Looking to boost your balayage? You’ve gotta roll with it! Katie Hale, head of colour at Charles Worthington Salons, shares her top tips for using rollayage

Thought you knew everything about balayage? Think again! Rollayage is the newest technique to take your colour creations one step further, and it’s already a firm favourite with the likes of Larisa Love, Julie Jakobsen and Katie Hale. Aside from being a fun technique to try in salon, it also helps with separating sections easily (perfect for clients with lots of hair) and is a great way to reduce daily waste. Intrigued? We spoke to Katie to get the lowdown…
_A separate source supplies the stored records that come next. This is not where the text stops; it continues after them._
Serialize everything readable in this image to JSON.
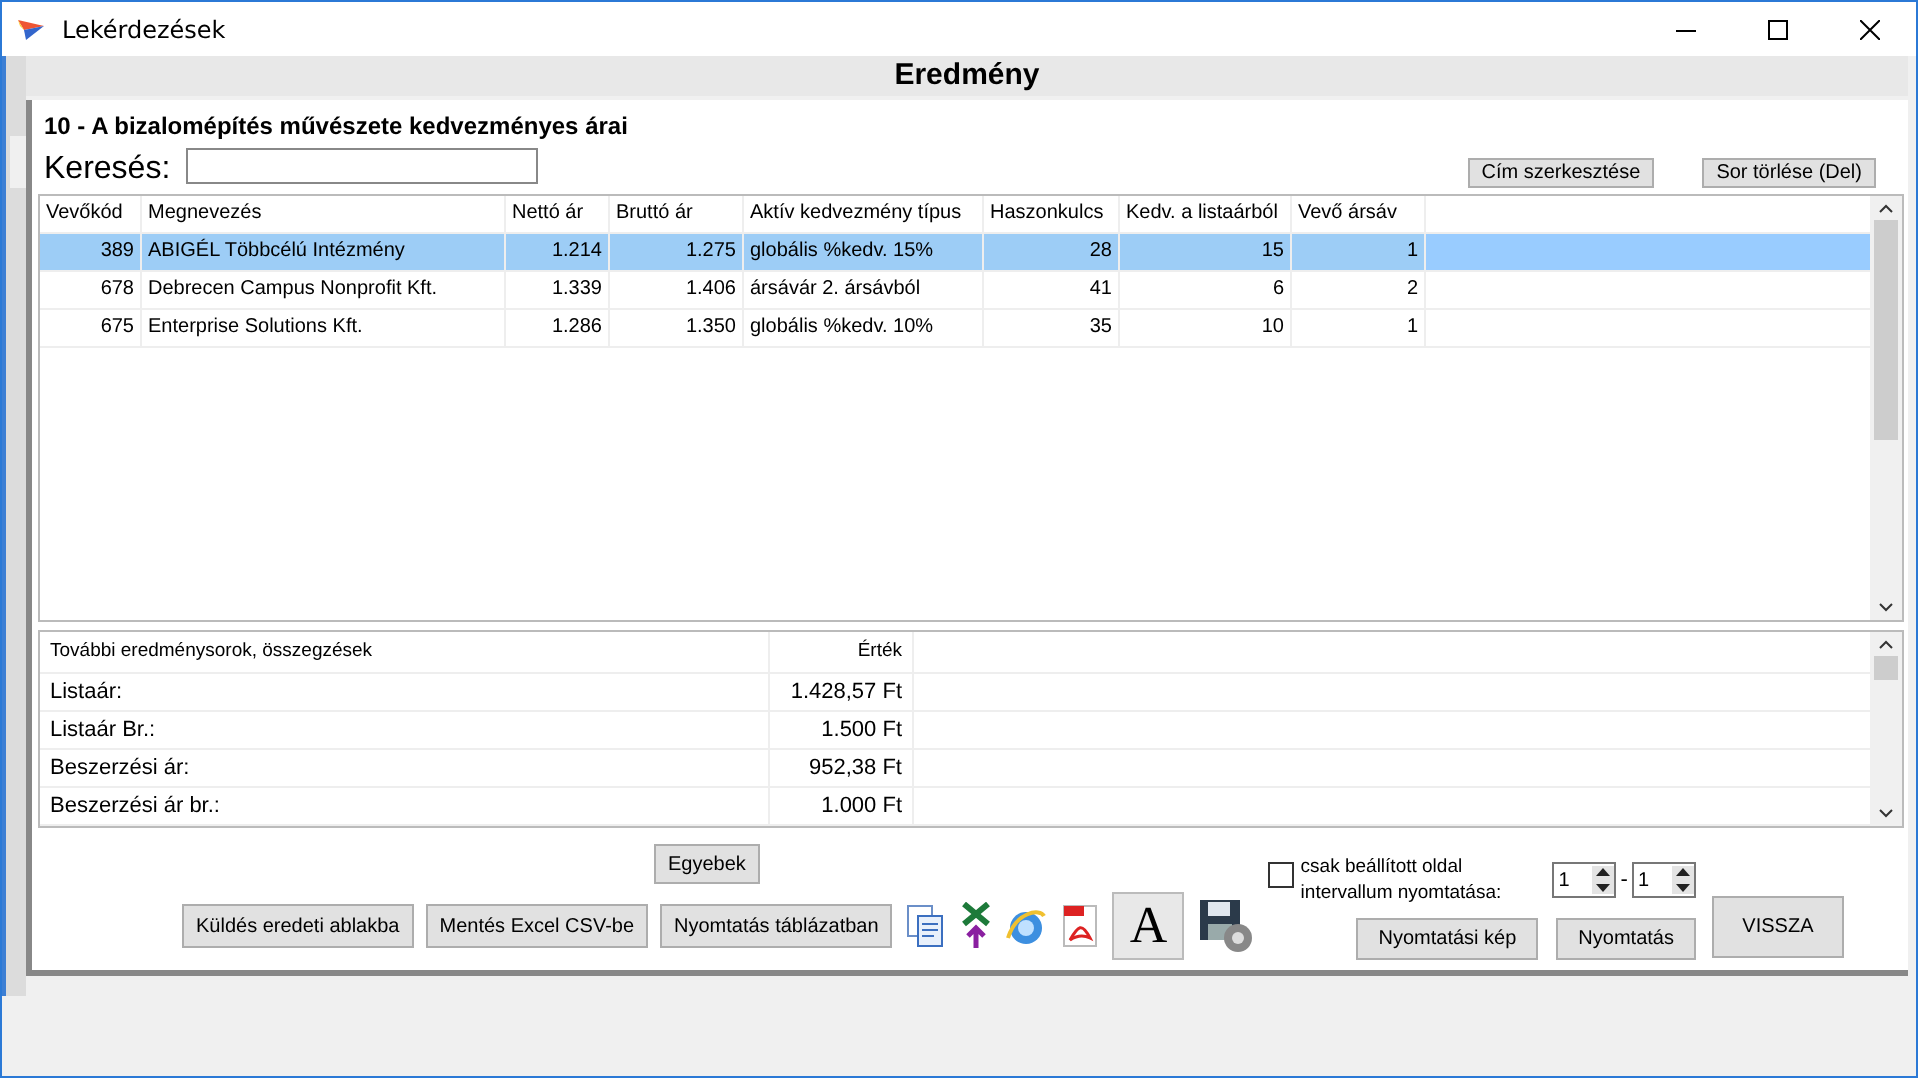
{
  "window": {
    "title": "Lekérdezések"
  },
  "header": "Eredmény",
  "report_title": "10 - A bizalomépítés művészete kedvezményes árai",
  "search": {
    "label": "Keresés:"
  },
  "top_buttons": [
    "Cím szerkesztése",
    "Sor törlése (Del)"
  ],
  "table": {
    "columns": [
      "Vevőkód",
      "Megnevezés",
      "Nettó ár",
      "Bruttó ár",
      "Aktív kedvezmény típus",
      "Haszonkulcs",
      "Kedv. a listaárból",
      "Vevő ársáv"
    ],
    "rows": [
      {
        "selected": true,
        "cells": [
          "389",
          "ABIGÉL Többcélú Intézmény",
          "1.214",
          "1.275",
          "globális %kedv. 15%",
          "28",
          "15",
          "1"
        ]
      },
      {
        "selected": false,
        "cells": [
          "678",
          "Debrecen Campus Nonprofit Kft.",
          "1.339",
          "1.406",
          "ársávár 2. ársávból",
          "41",
          "6",
          "2"
        ]
      },
      {
        "selected": false,
        "cells": [
          "675",
          "Enterprise Solutions Kft.",
          "1.286",
          "1.350",
          "globális %kedv. 10%",
          "35",
          "10",
          "1"
        ]
      }
    ]
  },
  "summary": {
    "columns": [
      "További eredménysorok, összegzések",
      "Érték"
    ],
    "rows": [
      [
        "Listaár:",
        "1.428,57 Ft"
      ],
      [
        "Listaár Br.:",
        "1.500 Ft"
      ],
      [
        "Beszerzési ár:",
        "952,38 Ft"
      ],
      [
        "Beszerzési ár br.:",
        "1.000 Ft"
      ]
    ]
  },
  "other_button": "Egyebek",
  "action_buttons": [
    "Küldés eredeti ablakba",
    "Mentés Excel CSV-be",
    "Nyomtatás táblázatban"
  ],
  "font_button": "A",
  "page_range": {
    "checked": false,
    "label": "csak beállított oldal intervallum nyomtatása:",
    "from": "1",
    "separator": "-",
    "to": "1"
  },
  "print_buttons": [
    "Nyomtatási kép",
    "Nyomtatás"
  ],
  "back_button": "VISSZA"
}
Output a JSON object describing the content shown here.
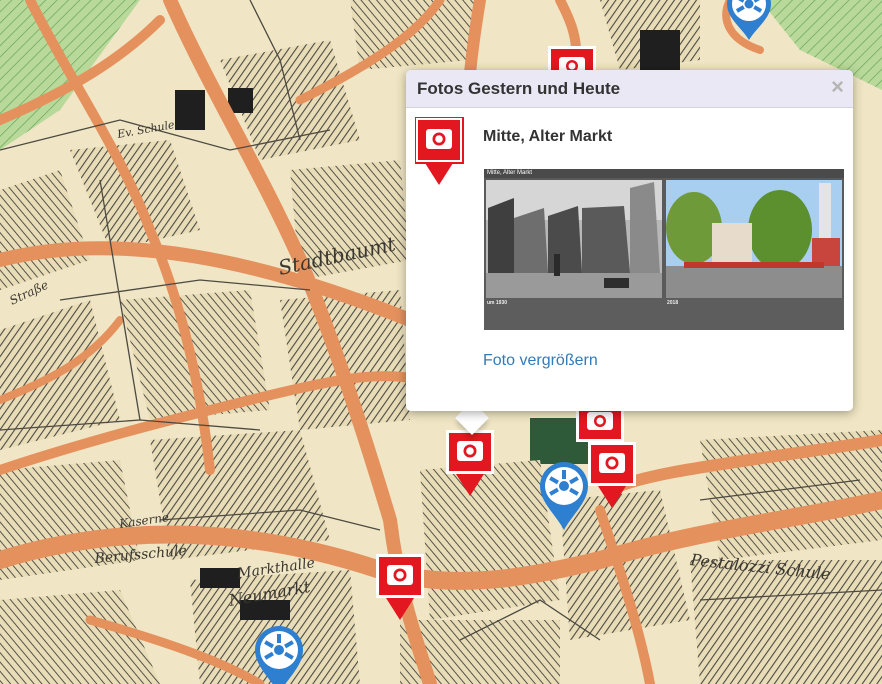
{
  "map": {
    "street_labels": [
      "Stadtbaumt",
      "Markthalle",
      "Neumarkt",
      "Pestalozzi Schule",
      "Berufsschule",
      "Kaserne",
      "Ev. Schule",
      "Straße"
    ]
  },
  "popup": {
    "title": "Fotos Gestern und Heute",
    "close_label": "×",
    "place": "Mitte, Alter Markt",
    "photo": {
      "header": "Mitte, Alter Markt",
      "left_year": "um 1930",
      "right_year": "2018"
    },
    "enlarge_link": "Foto vergrößern"
  },
  "colors": {
    "marker_red": "#e3171f",
    "marker_blue": "#2f7fd0",
    "link": "#337ab7"
  },
  "icons": [
    "camera-marker-icon",
    "info-marker-icon",
    "close-icon"
  ]
}
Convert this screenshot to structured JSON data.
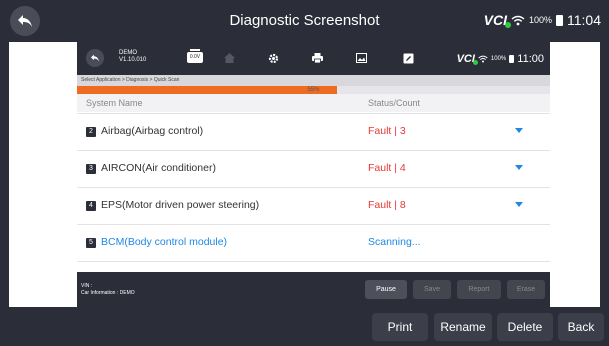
{
  "window": {
    "title": "Diagnostic Screenshot",
    "vci_label": "VCI",
    "battery_pct": "100%",
    "time": "11:04"
  },
  "screenshot": {
    "header": {
      "device_name": "DEMO",
      "version": "V1.10.010",
      "voltage": "0.0V",
      "vci_label": "VCI",
      "battery_pct": "100%",
      "time": "11:00"
    },
    "breadcrumb": "Select Application > Diagnosis > Quick Scan",
    "progress": {
      "value": 0.55,
      "label": "55%"
    },
    "columns": {
      "name": "System Name",
      "status": "Status/Count"
    },
    "rows": [
      {
        "num": "2",
        "name": "Airbag(Airbag control)",
        "status": "Fault | 3",
        "status_color": "#e53935",
        "name_color": "#333333",
        "expandable": true
      },
      {
        "num": "3",
        "name": "AIRCON(Air conditioner)",
        "status": "Fault | 4",
        "status_color": "#e53935",
        "name_color": "#333333",
        "expandable": true
      },
      {
        "num": "4",
        "name": "EPS(Motor driven power steering)",
        "status": "Fault | 8",
        "status_color": "#e53935",
        "name_color": "#333333",
        "expandable": true
      },
      {
        "num": "5",
        "name": "BCM(Body control module)",
        "status": "Scanning...",
        "status_color": "#1e88e5",
        "name_color": "#1e88e5",
        "expandable": false
      }
    ],
    "footer": {
      "vin_label": "VIN :",
      "car_info": "Car Information : DEMO",
      "buttons": [
        {
          "label": "Pause",
          "active": true
        },
        {
          "label": "Save",
          "active": false
        },
        {
          "label": "Report",
          "active": false
        },
        {
          "label": "Erase",
          "active": false
        }
      ]
    }
  },
  "bottom_buttons": [
    "Print",
    "Rename",
    "Delete",
    "Back"
  ],
  "colors": {
    "accent": "#ee6b22",
    "fault": "#e53935",
    "link": "#1e88e5",
    "bar": "#2b2d38"
  }
}
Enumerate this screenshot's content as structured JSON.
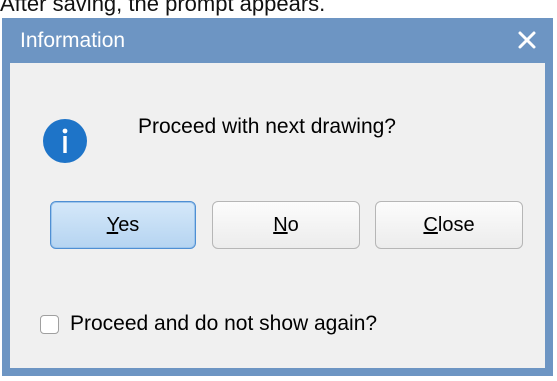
{
  "caption": "After saving, the prompt appears.",
  "dialog": {
    "title": "Information",
    "close_icon": "close-x-icon",
    "info_icon": "info-icon",
    "message": "Proceed with next drawing?",
    "buttons": {
      "yes": "Yes",
      "no": "No",
      "close": "Close"
    },
    "default_button": "yes",
    "checkbox": {
      "label": "Proceed and do not show again?",
      "checked": false
    }
  },
  "colors": {
    "frame": "#6d95c3",
    "client": "#f0f0f0",
    "info_icon": "#1e74c8",
    "default_button": "#b5d4f1"
  }
}
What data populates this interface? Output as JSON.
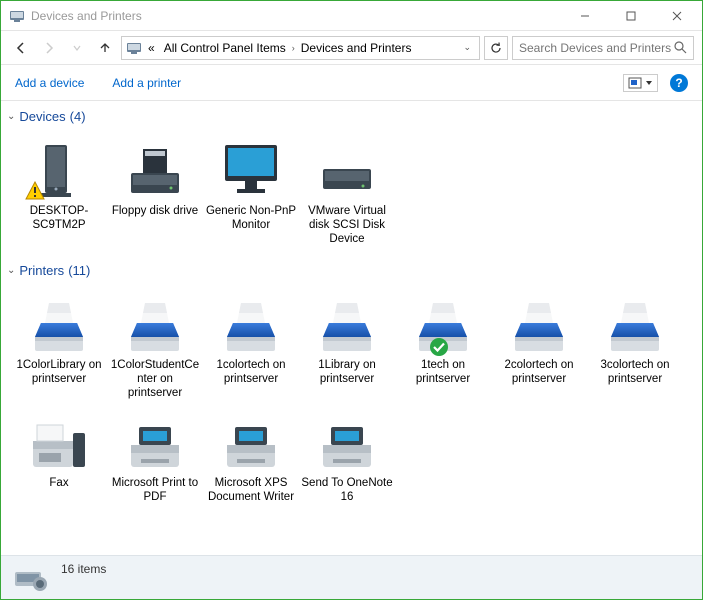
{
  "window": {
    "title": "Devices and Printers"
  },
  "breadcrumb": {
    "ellipsis": "«",
    "items": [
      "All Control Panel Items",
      "Devices and Printers"
    ]
  },
  "search": {
    "placeholder": "Search Devices and Printers"
  },
  "commands": {
    "add_device": "Add a device",
    "add_printer": "Add a printer"
  },
  "groups": [
    {
      "name": "Devices",
      "count": "(4)",
      "items": [
        {
          "label": "DESKTOP-SC9TM2P",
          "icon": "pc",
          "warn": true
        },
        {
          "label": "Floppy disk drive",
          "icon": "floppy"
        },
        {
          "label": "Generic Non-PnP Monitor",
          "icon": "monitor"
        },
        {
          "label": "VMware Virtual disk SCSI Disk Device",
          "icon": "hdd"
        }
      ]
    },
    {
      "name": "Printers",
      "count": "(11)",
      "items": [
        {
          "label": "1ColorLibrary on printserver",
          "icon": "printer"
        },
        {
          "label": "1ColorStudentCenter on printserver",
          "icon": "printer"
        },
        {
          "label": "1colortech on printserver",
          "icon": "printer"
        },
        {
          "label": "1Library on printserver",
          "icon": "printer"
        },
        {
          "label": "1tech on printserver",
          "icon": "printer",
          "default": true
        },
        {
          "label": "2colortech on printserver",
          "icon": "printer"
        },
        {
          "label": "3colortech on printserver",
          "icon": "printer"
        },
        {
          "label": "Fax",
          "icon": "fax"
        },
        {
          "label": "Microsoft Print to PDF",
          "icon": "bwprinter"
        },
        {
          "label": "Microsoft XPS Document Writer",
          "icon": "bwprinter"
        },
        {
          "label": "Send To OneNote 16",
          "icon": "bwprinter"
        }
      ]
    }
  ],
  "status": {
    "text": "16 items"
  }
}
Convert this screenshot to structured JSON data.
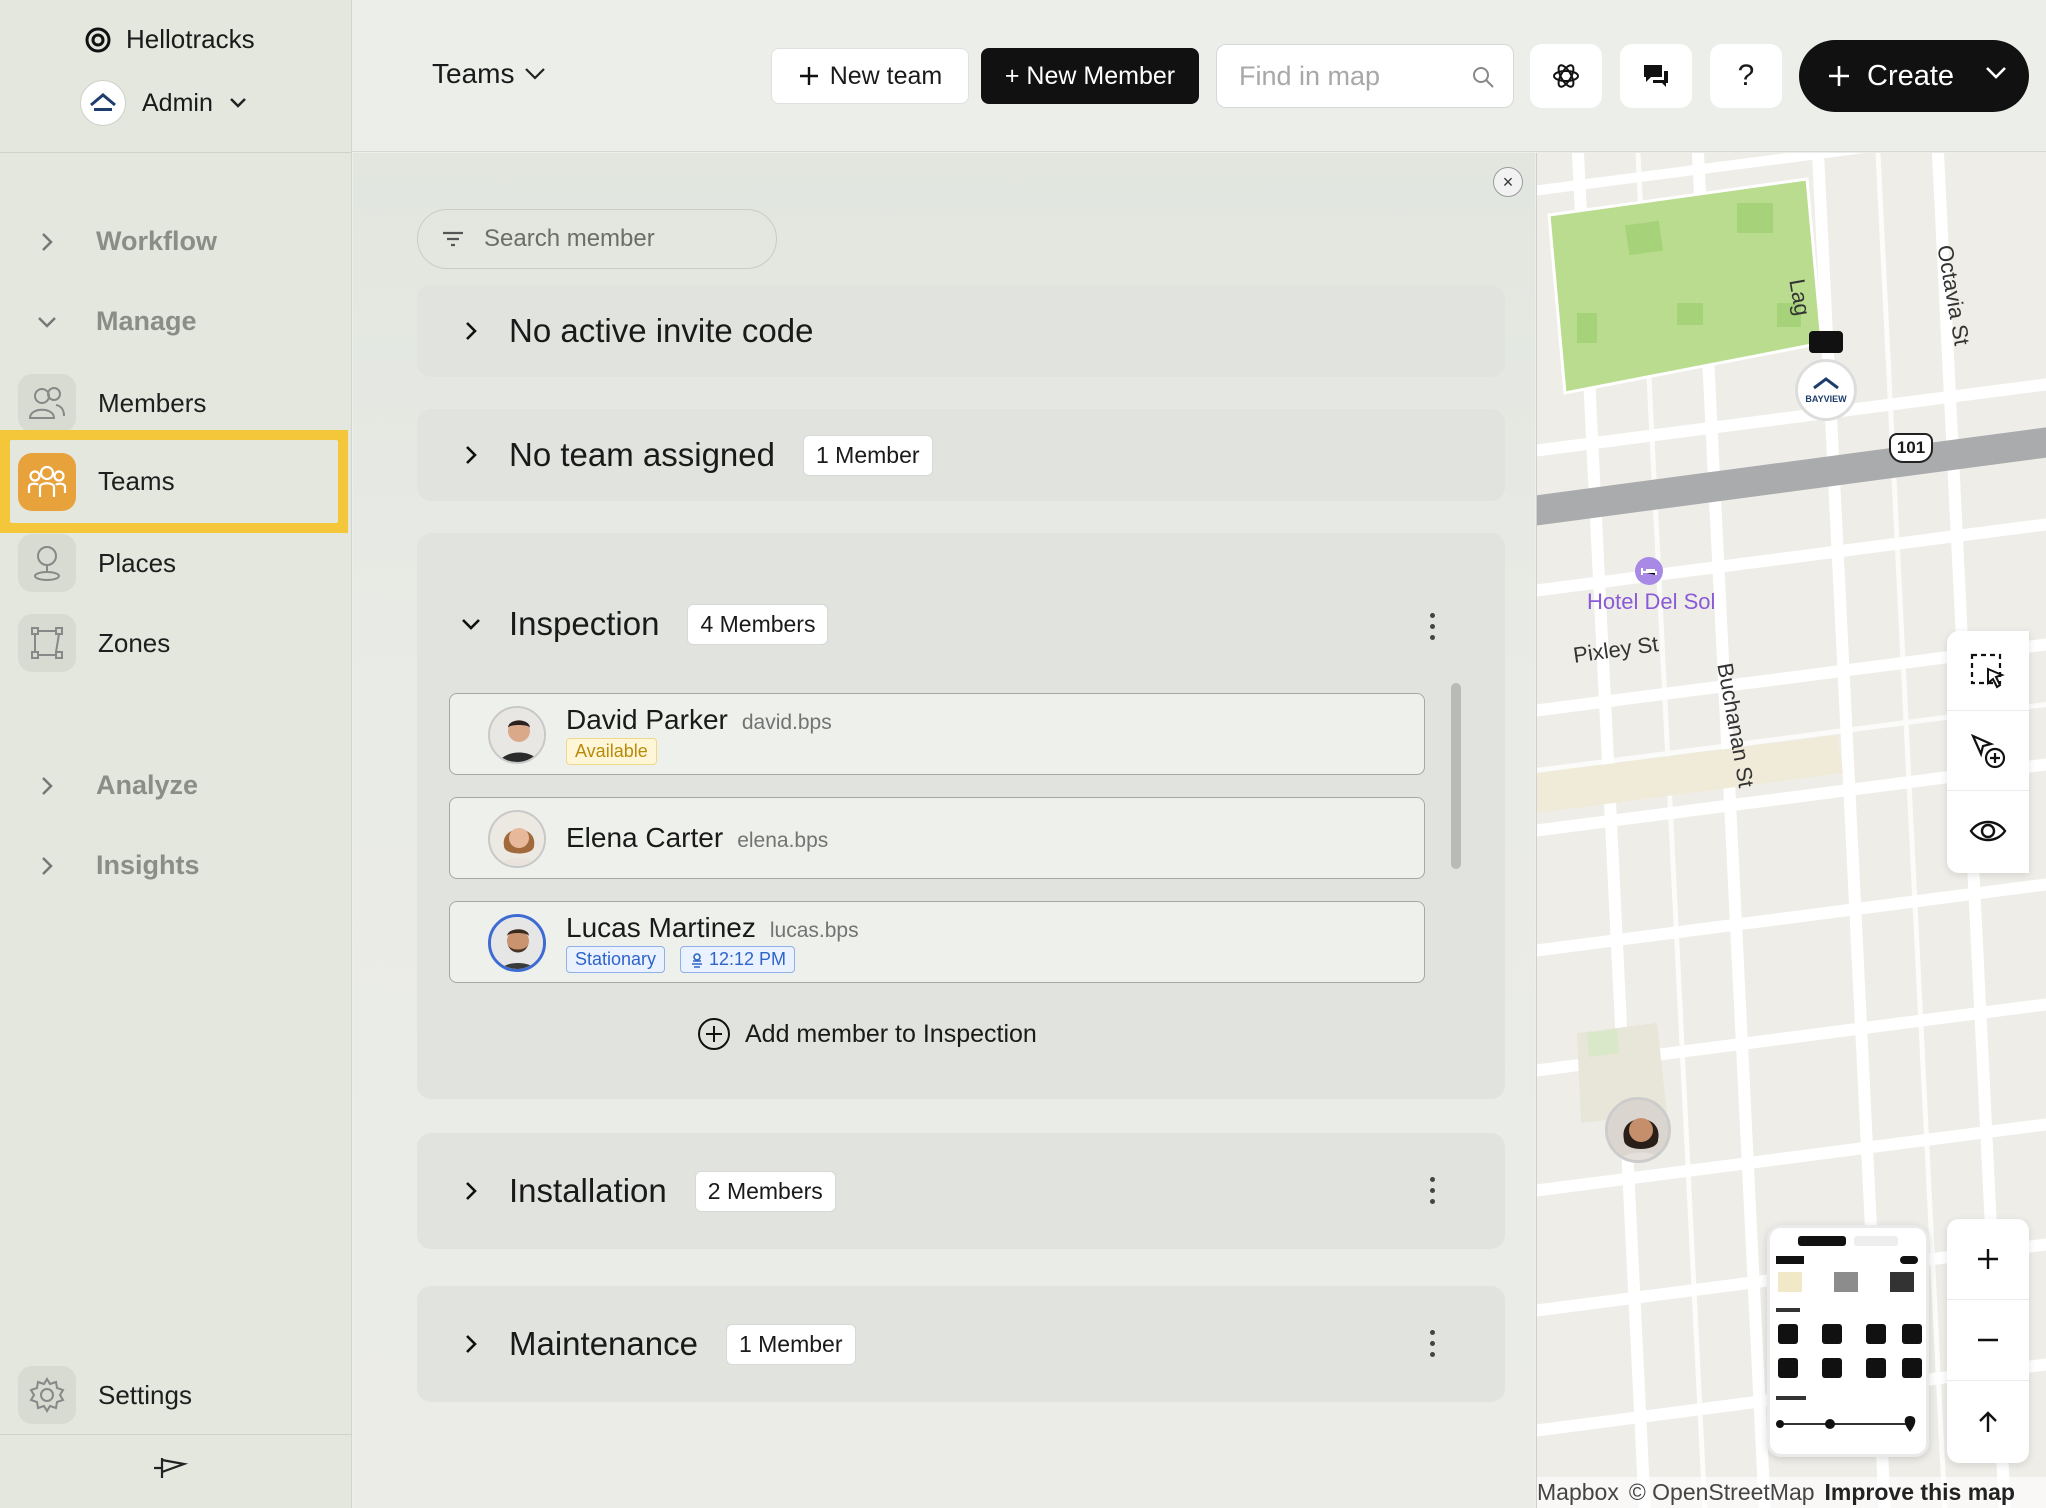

As the name suggests, the basis for Rollayage is to use velcro rollers in between balayage sections to separate each piece. Katie says to “place the roller under the top part of the section, then when taking your section gently backcomb the top, so your roller can fit nice and snug underneath”.

The velcro works to hold each section in place, allowing you to work around the head fitting the rollers like a jigsaw. “Always lay your above roller in between the lower two, almost like brick work in order for them to fit evenly,” Katie suggests. This allows the hair underneath to have breathing space,  giving you an idea of your colour placement so you can visualise your work pattern.

“I prefer using this technique to separate my pieces over using cotton wool, which can be very messy to work with. It’s a neater and cleaner way to work, and the rollers can be removed very easily without any pulling,” Katie adds.
For clients with fringes or short hair, smaller rollers can used with larger ones for longer haired clients. This gives you the option to mix and match with different sizes and colours of rollers – very Insta worthy for capturing colour processing!
This technique offers a more sustainable option to regular balayage equipment used, as each roller can be washed and re-used, meaning no more throwing out tonnes of cotton wool. To step up your sustainability game even further, Katie suggests choosing a higher developer (where appropriate) and leaving the balayage out in the open, as this can minimise foil and film wastage. She adds: “just remember to keep your balayage rollers separate to your setting rollers.”